I am trying to model a cassandra data set for a time series where I capture the sum of bytes over a minute for a given user, using a counter column. Using CQL3 I have this create table syntax:

CREATE TABLE minute_usr (
min varchar,
usr varchar,
bytes counter,
PRIMARY KEY (min, usr)
)

I am able to update the column using this query:

UPDATE minute_usr SET bytes = bytes + 200 WHERE usr = 'testuser' AND min = '1369448220';

however I would like to now get back the value of 'bytes' for a range of minutes where usr = 'username':

select min, bytes from minute_usr WHERE usr = 'testuser' AND min >= '1369448160' and min <= '1369448220';

and I am getting back the error:

Bad Request: Only EQ and IN relation are supported on the partition key for random partitioners (unless you use the token() function)

I was under the assumption that CQL was creating a composite key out of 'min' and 'usr' when creating the table allowing me to get a range of composite keys. The cli is actually telling me that the key is actually just the value of 'min':

[default@data_use] list minute_usr; 
Using default limit of 100 
Using default column limit of 100  
RowKey: 1369448220
=> (column=testuser:, value=, timestamp=1371066133370000)
=> (counter=testuser:bytes, value=1400)

 RowKey: 1369448160
=> (column=testuser:, value=, timestamp=1371066138506000)
=> (counter=testuser:bytes, value=1600)

Am I simply limited to doing an individual query for each timestamp / username combination with this data model?
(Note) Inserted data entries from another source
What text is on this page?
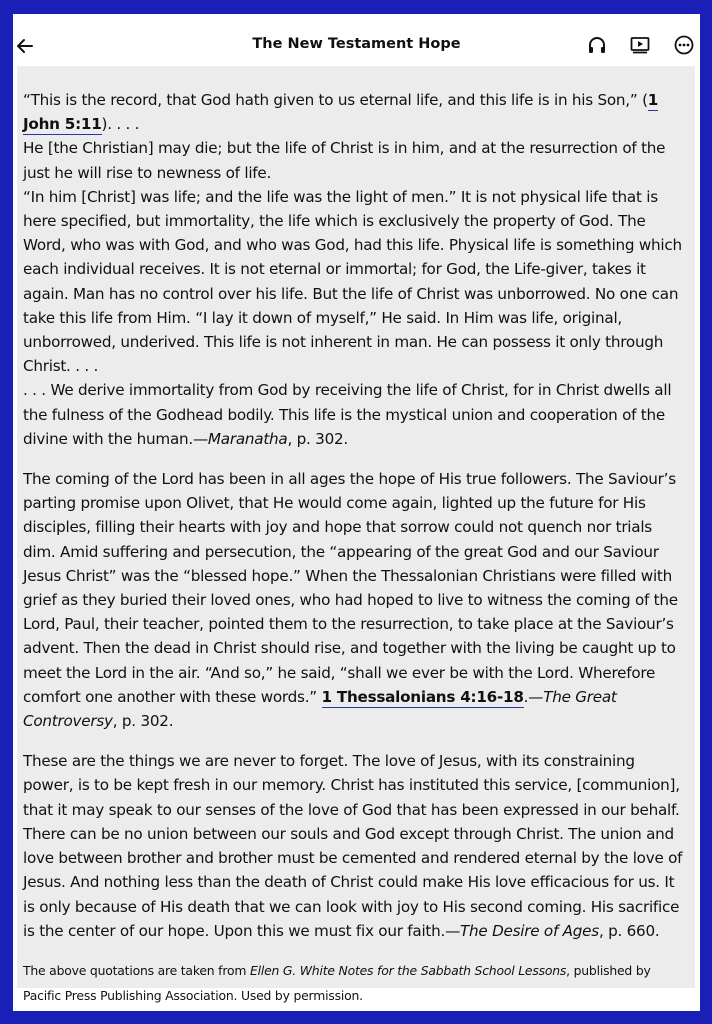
The New Testament Hope

“This is the record, that God hath given to us eternal life, and this life is in his Son,” (1 John 5:11). . . .

He [the Christian] may die; but the life of Christ is in him, and at the resurrection of the just he will rise to newness of life.

“In him [Christ] was life; and the life was the light of men.” It is not physical life that is here specified, but immortality, the life which is exclusively the property of God. The Word, who was with God, and who was God, had this life. Physical life is something which each individual receives. It is not eternal or immortal; for God, the Life-giver, takes it again. Man has no control over his life. But the life of Christ was unborrowed. No one can take this life from Him. “I lay it down of myself,” He said. In Him was life, original, unborrowed, underived. This life is not inherent in man. He can possess it only through Christ. . . .

. . . We derive immortality from God by receiving the life of Christ, for in Christ dwells all the fulness of the Godhead bodily. This life is the mystical union and cooperation of the divine with the human.—Maranatha, p. 302.

The coming of the Lord has been in all ages the hope of His true followers. The Saviour’s parting promise upon Olivet, that He would come again, lighted up the future for His disciples, filling their hearts with joy and hope that sorrow could not quench nor trials dim. Amid suffering and persecution, the “appearing of the great God and our Saviour Jesus Christ” was the “blessed hope.” When the Thessalonian Christians were filled with grief as they buried their loved ones, who had hoped to live to witness the coming of the Lord, Paul, their teacher, pointed them to the resurrection, to take place at the Saviour’s advent. Then the dead in Christ should rise, and together with the living be caught up to meet the Lord in the air. “And so,” he said, “shall we ever be with the Lord. Wherefore comfort one another with these words.” 1 Thessalonians 4:16-18.—The Great Controversy, p. 302.

These are the things we are never to forget. The love of Jesus, with its constraining power, is to be kept fresh in our memory. Christ has instituted this service, [communion], that it may speak to our senses of the love of God that has been expressed in our behalf. There can be no union between our souls and God except through Christ. The union and love between brother and brother must be cemented and rendered eternal by the love of Jesus. And nothing less than the death of Christ could make His love efficacious for us. It is only because of His death that we can look with joy to His second coming. His sacrifice is the center of our hope. Upon this we must fix our faith.—The Desire of Ages, p. 660.

The above quotations are taken from Ellen G. White Notes for the Sabbath School Lessons, published by Pacific Press Publishing Association. Used by permission.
I have also tried modeling the data with the username as the first part of the key, which allows me to do range queries

CREATE TABLE usr_minute (
min varchar,
usr varchar,
bytes counter,
PRIMARY KEY (usr, min)
)

And then I could do a range query on the column names for minutes like so:

`select bytes from usr_minute WHERE usr = 'testuser' AND min >= '1369448160' and min <= '1369448220';`

however I know that these values are now being stored in a single row which has limitations in terms of number of columns that can be stored, and I would like to let this data set grow forever.

Not sure how to proceed.

Was it helpful?

Solution

If you want a composite partition key, you need extra brackets:

CREATE TABLE minute_usr (
  min varchar,
  usr varchar,
  bytes counter,
  PRIMARY KEY ((min, usr))
);

However, then you can't do range queries on min or usr. You can only do range queries on non-partition keys.

You can use your second model, with usr as the partition key, and shard on some time bucket to stop the rows growing too large. For example, you could have a partition per user per day:

CREATE TABLE usr_day_minute (
  day varchar,
  min varchar,
  usr varchar,
  bytes counter,
  PRIMARY KEY ((usr, day), min)
);

but now you will need to do separate queries per day if you want results for multiple days. You could choose a larger time bucket, but at the cost of larger rows.
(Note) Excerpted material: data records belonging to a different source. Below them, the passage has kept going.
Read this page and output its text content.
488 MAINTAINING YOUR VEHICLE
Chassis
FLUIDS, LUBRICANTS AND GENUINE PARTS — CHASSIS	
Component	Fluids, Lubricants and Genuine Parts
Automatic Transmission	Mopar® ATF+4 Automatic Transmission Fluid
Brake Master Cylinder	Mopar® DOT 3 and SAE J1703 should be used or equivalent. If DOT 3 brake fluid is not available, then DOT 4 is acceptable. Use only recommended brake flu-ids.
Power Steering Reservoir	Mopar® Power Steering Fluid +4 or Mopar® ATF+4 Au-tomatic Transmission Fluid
Note you probably want to use a numeric data type or timestamp for min so you do numeric comparisons rather than string comparison.

OTHER TIPS

I don't think you really need to worry about row size. You can grow a single partition to 2 billion cells, so you are probably okay.

If you are really expecting data distribution to be bad, just insert an enum that is populated at random.
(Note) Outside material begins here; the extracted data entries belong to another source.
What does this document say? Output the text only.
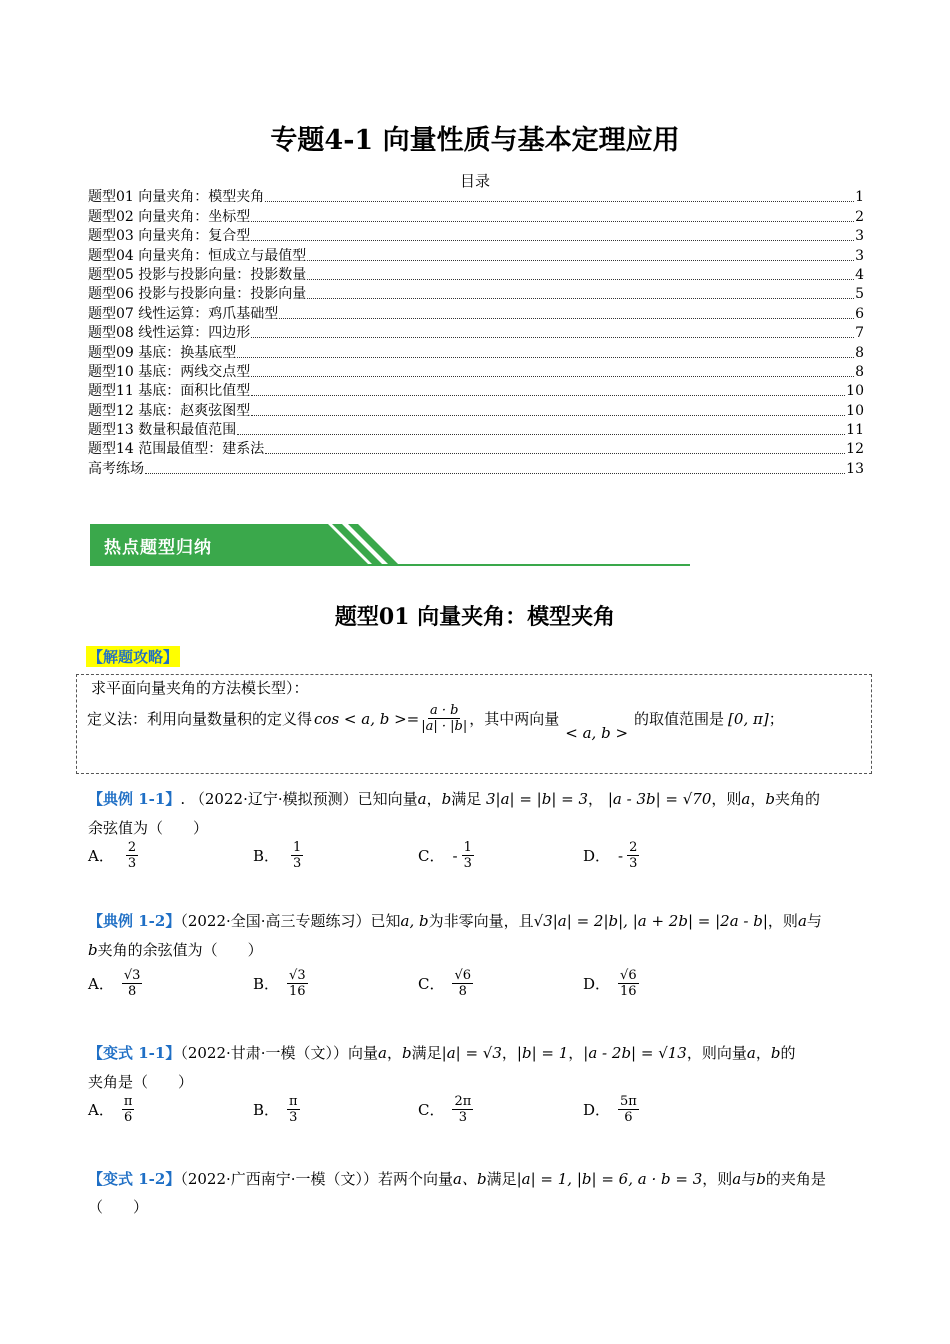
专题4-1 向量性质与基本定理应用
目录
题型01 向量夹角：模型夹角	1
题型02 向量夹角：坐标型	2
题型03 向量夹角：复合型	3
题型04 向量夹角：恒成立与最值型	3
题型05 投影与投影向量：投影数量	4
题型06 投影与投影向量：投影向量	5
题型07 线性运算：鸡爪基础型	6
题型08 线性运算：四边形	7
题型09 基底：换基底型	8
题型10 基底：两线交点型	8
题型11 基底：面积比值型	10
题型12 基底：赵爽弦图型	10
题型13 数量积最值范围	11
题型14 范围最值型：建系法	12
高考练场	13
热点题型归纳
题型01 向量夹角：模型夹角
【解题攻略】
求平面向量夹角的方法模长型）：
定义法：利用向量数量积的定义得 cos < a, $b >= \frac{a \cdot b}{|a| \cdot |b|}$ ，其中两向量
< a, b >
的取值范围是 [0, π] ；
【典例 1-1】. （2022·辽宁·模拟预测）已知向量a，b满足 3|a| = |b| = 3， |a - 3b| = √70，则a，b夹角的
余弦值为（　　）
A． $\frac{2}{3}$	B． $\frac{1}{3}$	C． - $\frac{1}{3}$	D． - $\frac{2}{3}$
【典例 1-2】（2022·全国·高三专题练习）已知a, b为非零向量，且√3|a| = 2|b|, |a + 2b| = |2a - b|，则a与
b夹角的余弦值为（　　）
A． $\frac{√3}{8}$	B． $\frac{√3}{16}$	C． $\frac{√6}{8}$	D． $\frac{√6}{16}$
【变式 1-1】（2022·甘肃·一模（文））向量a，b满足|a| = √3，|b| = 1，|a - 2b| = √13，则向量a，b的
夹角是（　　）
A． $\frac{\pi}{6}$	B． $\frac{\pi}{3}$	C． $\frac{2\pi}{3}$	D． $\frac{5\pi}{6}$
【变式 1-2】（2022·广西南宁·一模（文））若两个向量a、b满足|a| = 1, |b| = 6, a · b = 3，则a与b的夹角是
（　　）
create table network_usage (
    usr varchar,
    bucket_enum int,
    when timestamp,
    bytes counter,
    PRIMARY KEY ((usr, bucket), when)
);

Now, you could have bucket_enum be derived from some point in time in timestamp, but that means that for certain windows of time, all the data will be in one node, which I'd imagine would be a concern. Let the bucket_enum be sized based on roughly how much you want the data sharded up. You can potentially just use the number of partitions in the database (and query at runtime for it).

Then, to update consumption information you might do something like: #language of your choice ts = now() bucket = random_integer() % sharding_factor;

#now in CQL
consistency any;
update network_usage set bytes = bytes + 200
    where usr = 'testuser' and bucket_enum = :bucket and when = now();

The bucket is really just an abuse of CQL to have the primary key sharded across the nodes in the database. Now we exploit that at query time. Let's say the sharding factor is 6:

#you may want a different consistency level, but since this is mostly historical data,
#one should really be enough.
consistency one;
select count from network_usage
where usr = 'testuser' AND
    bucket_enum in (0, 1, 2, 3, 4, 5) AND
    when >= :start_time and
    when < :end_time;

The different from the other approach is that you can control exactly how much data distribution there is, you can easily rebalance the data whenever you want, you don't have a hot spot partition, and you are spreading the data and the query processing load over as many nodes in the cluster as you want. The disadvantage is you are spreading the data and query processing load over as many nodes in the cluster as you want. ;-)

This approach is particularly helpful if you do your queries as Hadoop/Spark jobs, and it allows for completely flexible time resolution.